But God makes two significant changes.

He tells Noach and his offspring that they must punish those who murder.  “Whoever sheds the blood of man, by man shall his blood be shed.”  This is retributive justice.  According to the theory of evolution, the strongest, most violent people ought to survive.  But God introduces an element to counter the morality of “survival of the fittest.”  Simply put, whatever you do to harm the body of another shall be done to you.  This is the basic premise of retributive justice.  Human societies have to protect their members by punishing those who commit violence.

The second change is a counter to the first.  God declares:  “Never again will I doom the earth because of man, since the devisings of man’s mind are evil from his youth; nor will I ever again destroy every living being, as I have done.”

God knows that human nature has not changed.  People will continue to have an urge to cross boundaries.  But retributive justice alone is not enough.  Forgiveness is also needed.  So even though God know that yetzer lev ha-adam ra mine’urav – “the devisings of man’s mind are evil from his youth,” God promises to not wipe out all life again – even though they may deserve it.  There are times when justice must be set aside in favor of mercy.

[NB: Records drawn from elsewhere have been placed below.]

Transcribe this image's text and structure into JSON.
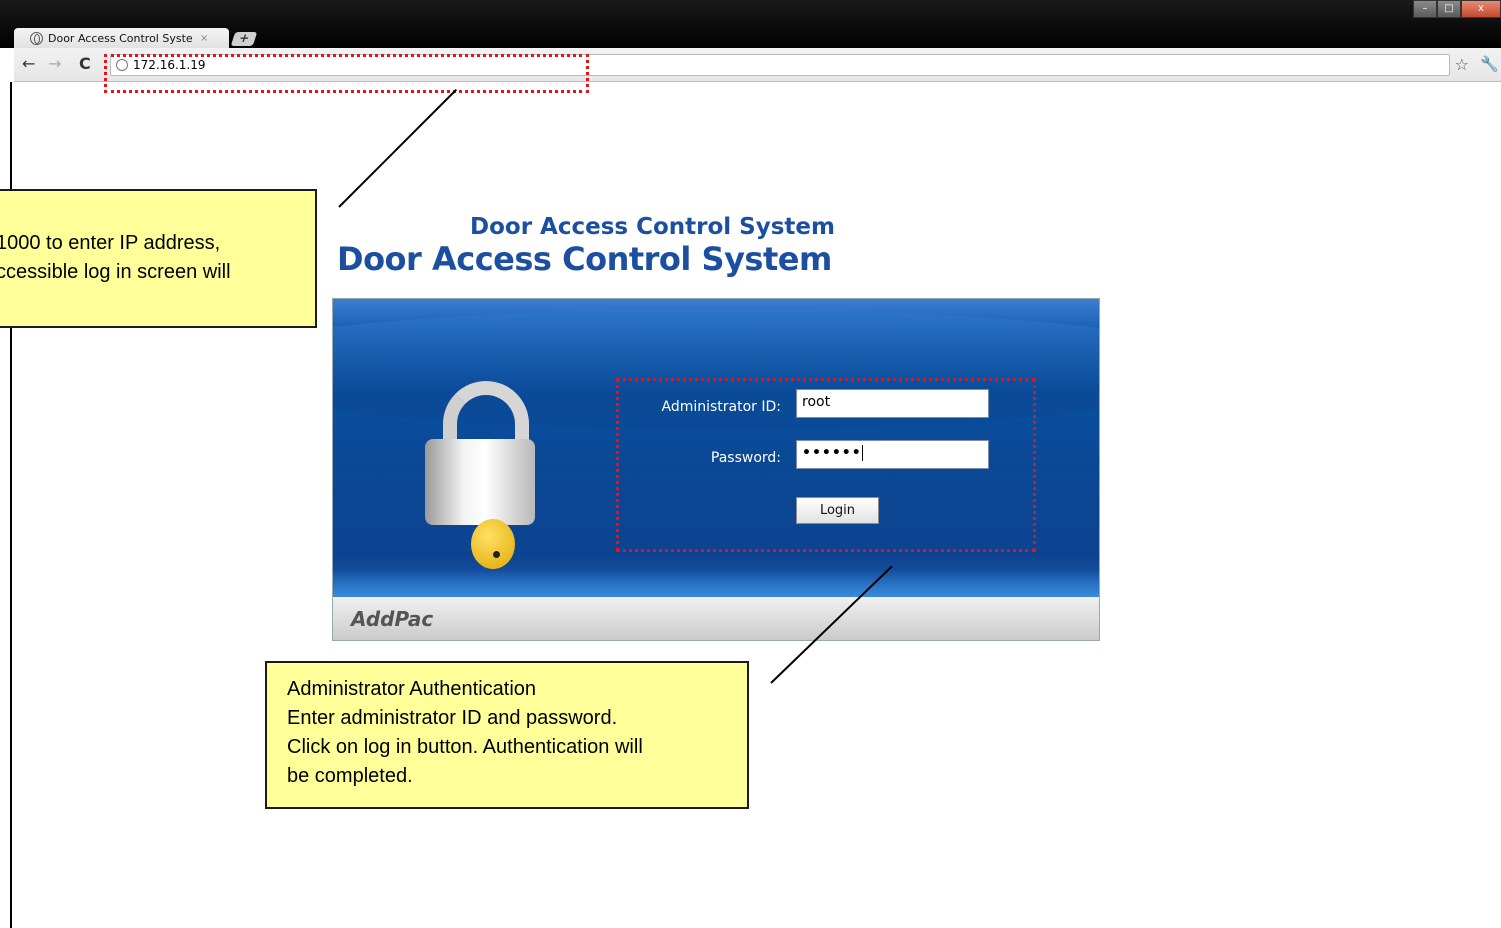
{
  "browser": {
    "tab_title": "Door Access Control Syste",
    "tab_close": "×",
    "new_tab": "+",
    "url": "172.16.1.19",
    "window_controls": {
      "minimize": "–",
      "maximize": "□",
      "close": "x"
    }
  },
  "app": {
    "title_small": "Door Access Control System",
    "title_big": "Door Access Control System",
    "brand": "AddPac",
    "form": {
      "id_label": "Administrator ID:",
      "id_value": "root",
      "password_label": "Password:",
      "password_value": "••••••",
      "login_label": "Login"
    }
  },
  "annotations": {
    "ip_callout_line1": "1000 to enter IP address,",
    "ip_callout_line2": "ccessible log in screen will",
    "auth_callout_title": "Administrator Authentication",
    "auth_callout_line1": "Enter administrator ID and password.",
    "auth_callout_line2": "Click on log in button. Authentication will",
    "auth_callout_line3": "be completed.",
    "highlight_color": "#e0141a",
    "callout_color": "#ffff99"
  },
  "colors": {
    "title_blue": "#1d4fa0",
    "panel_blue": "#0a4996"
  },
  "icons": [
    "globe-icon",
    "back-arrow-icon",
    "forward-arrow-icon",
    "reload-icon",
    "star-icon",
    "wrench-icon",
    "padlock-icon",
    "key-icon"
  ]
}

This is the challenge that God presents to the children of Noah.  Build societies that are anchored by justice and forgiveness.

Although it seems perpetually elusive, that is my prayer for Israel and Palestine.  One day, both societies will have leaders who take responsibility for their own actions, as well as for their respective people’s actions.  Neither society will tolerate the dehumanization of the other.  Both will recognize that justice cannot be administered selectively.  The two peoples will recognize and protect each others’ sacred places without feeling threatened.  And Israelis and Palestinians will one day be able to hear one another’s stories with a sense of compassion and forgiveness.

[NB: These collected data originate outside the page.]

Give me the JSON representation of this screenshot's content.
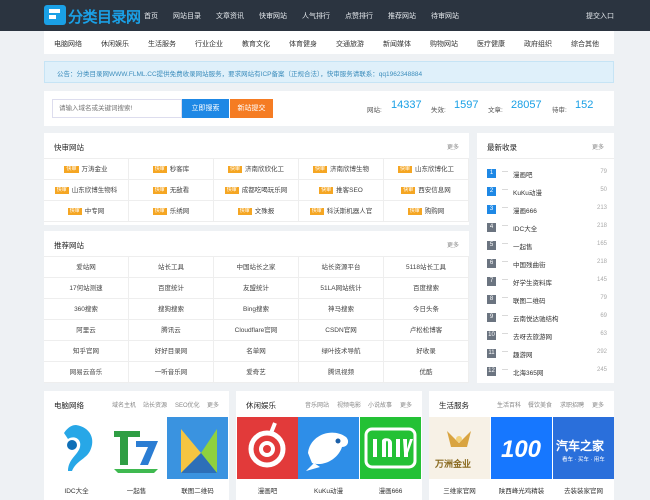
{
  "header": {
    "logo_text": "分类目录网",
    "nav": [
      "首页",
      "网站目录",
      "文章资讯",
      "快审网站",
      "人气排行",
      "点赞排行",
      "推荐网站",
      "待审网站"
    ],
    "submit_link": "提交入口"
  },
  "subnav": [
    "电脑网络",
    "休闲娱乐",
    "生活服务",
    "行业企业",
    "教育文化",
    "体育健身",
    "交通旅游",
    "新闻媒体",
    "购物网站",
    "医疗健康",
    "政府组织",
    "综合其他"
  ],
  "notice": "公告：分类目录网WWW.FLML.CC提供免费收录网站服务，要求网站有ICP备案（正规合法），快审服务请联系：qq1962348884",
  "search": {
    "placeholder": "请输入域名或关键词搜索!",
    "search_button": "立即搜索",
    "submit_button": "新站提交"
  },
  "stats": [
    {
      "label": "网站:",
      "value": "14337"
    },
    {
      "label": "失效:",
      "value": "1597"
    },
    {
      "label": "文章:",
      "value": "28057"
    },
    {
      "label": "待审:",
      "value": "152"
    }
  ],
  "fast_review": {
    "title": "快审网站",
    "more": "更多",
    "tag": "快审",
    "items": [
      "万涛金业",
      "秒客库",
      "济南欣欣化工",
      "济南欣博生物",
      "山东欣博化工",
      "山东欣博生物科",
      "无敌看",
      "成都吃喝玩乐网",
      "推客SEO",
      "西安信息网",
      "中专网",
      "乐绣网",
      "文殊报",
      "科沃斯机器人官",
      "购购网"
    ]
  },
  "recommended": {
    "title": "推荐网站",
    "more": "更多",
    "items": [
      "爱站网",
      "站长工具",
      "中国站长之家",
      "站长资源平台",
      "5118站长工具",
      "17何站测速",
      "百度统计",
      "友盟统计",
      "51LA网站统计",
      "百度搜索",
      "360搜索",
      "搜狗搜索",
      "Bing搜索",
      "神马搜索",
      "今日头条",
      "阿里云",
      "腾讯云",
      "Cloudflare官网",
      "CSDN官网",
      "卢松松博客",
      "知乎官网",
      "好好目录网",
      "名单网",
      "绿叶技术导航",
      "好收录",
      "网易云音乐",
      "一听音乐网",
      "爱奇艺",
      "腾讯视频",
      "优酷"
    ]
  },
  "latest": {
    "title": "最新收录",
    "more": "更多",
    "items": [
      {
        "rank": "1",
        "name": "漫画吧",
        "count": "79"
      },
      {
        "rank": "2",
        "name": "KuKu动漫",
        "count": "50"
      },
      {
        "rank": "3",
        "name": "漫画666",
        "count": "213"
      },
      {
        "rank": "4",
        "name": "IDC大全",
        "count": "218"
      },
      {
        "rank": "5",
        "name": "一起售",
        "count": "165"
      },
      {
        "rank": "6",
        "name": "中国残曲街",
        "count": "218"
      },
      {
        "rank": "7",
        "name": "好学生资料库",
        "count": "145"
      },
      {
        "rank": "8",
        "name": "联图二维码",
        "count": "79"
      },
      {
        "rank": "9",
        "name": "云南悦达驰结构",
        "count": "69"
      },
      {
        "rank": "10",
        "name": "去呀去旅游网",
        "count": "63"
      },
      {
        "rank": "11",
        "name": "趣游网",
        "count": "292"
      },
      {
        "rank": "12",
        "name": "北海365网",
        "count": "245"
      }
    ]
  },
  "category_cards": [
    {
      "title": "电脑网络",
      "tabs": [
        "域名主机",
        "站长资源",
        "SEO优化",
        "更多"
      ],
      "apps": [
        "IDC大全",
        "一起售",
        "联图二维码"
      ]
    },
    {
      "title": "休闲娱乐",
      "tabs": [
        "音乐网站",
        "视频电影",
        "小说故事",
        "更多"
      ],
      "apps": [
        "漫画吧",
        "KuKu动漫",
        "漫画666"
      ]
    },
    {
      "title": "生活服务",
      "tabs": [
        "生活百科",
        "餐饮美食",
        "求职招聘",
        "更多"
      ],
      "apps": [
        "三维家官网",
        "陕西峰光鸡精装",
        "去装装家官网"
      ]
    }
  ],
  "app_logo_text": [
    "万洲金业",
    "100",
    "汽车之家",
    "看车 · 买车 · 用车"
  ],
  "colors": {
    "accent": "#1aa0e6",
    "header_bg": "#2b3440",
    "search_btn": "#1e88e5",
    "submit_btn": "#f57c23",
    "tag": "#f5a623"
  }
}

For now, as our brothers and sisters are living under the daily threat of terror, we can turn to God in prayer.

Shomer Yisrael — Guardian of Israel,

We pray not to wipe out haters but to banish hatred.

Not to destroy sinners but to lessen sin.

Our prayers are not for a perfect world but a better one

Where parents are not bereaved by the savagery of sudden attacks

Or children orphaned by blades glinting in a noonday sun.

Help us dear God, to have the courage to remain strong, to stand fast.

Spread your light on the dark hearts of the slayers

And your comfort to the bereaved hearts of families of the slain.

Let calm return Your city Jerusalem, and to Israel, Your blessed land.

We grieve with those wounded in body and spirit,

Pray for the fortitude of our sisters and brothers,

And ask you to awaken the world to our struggle and help us bring peace.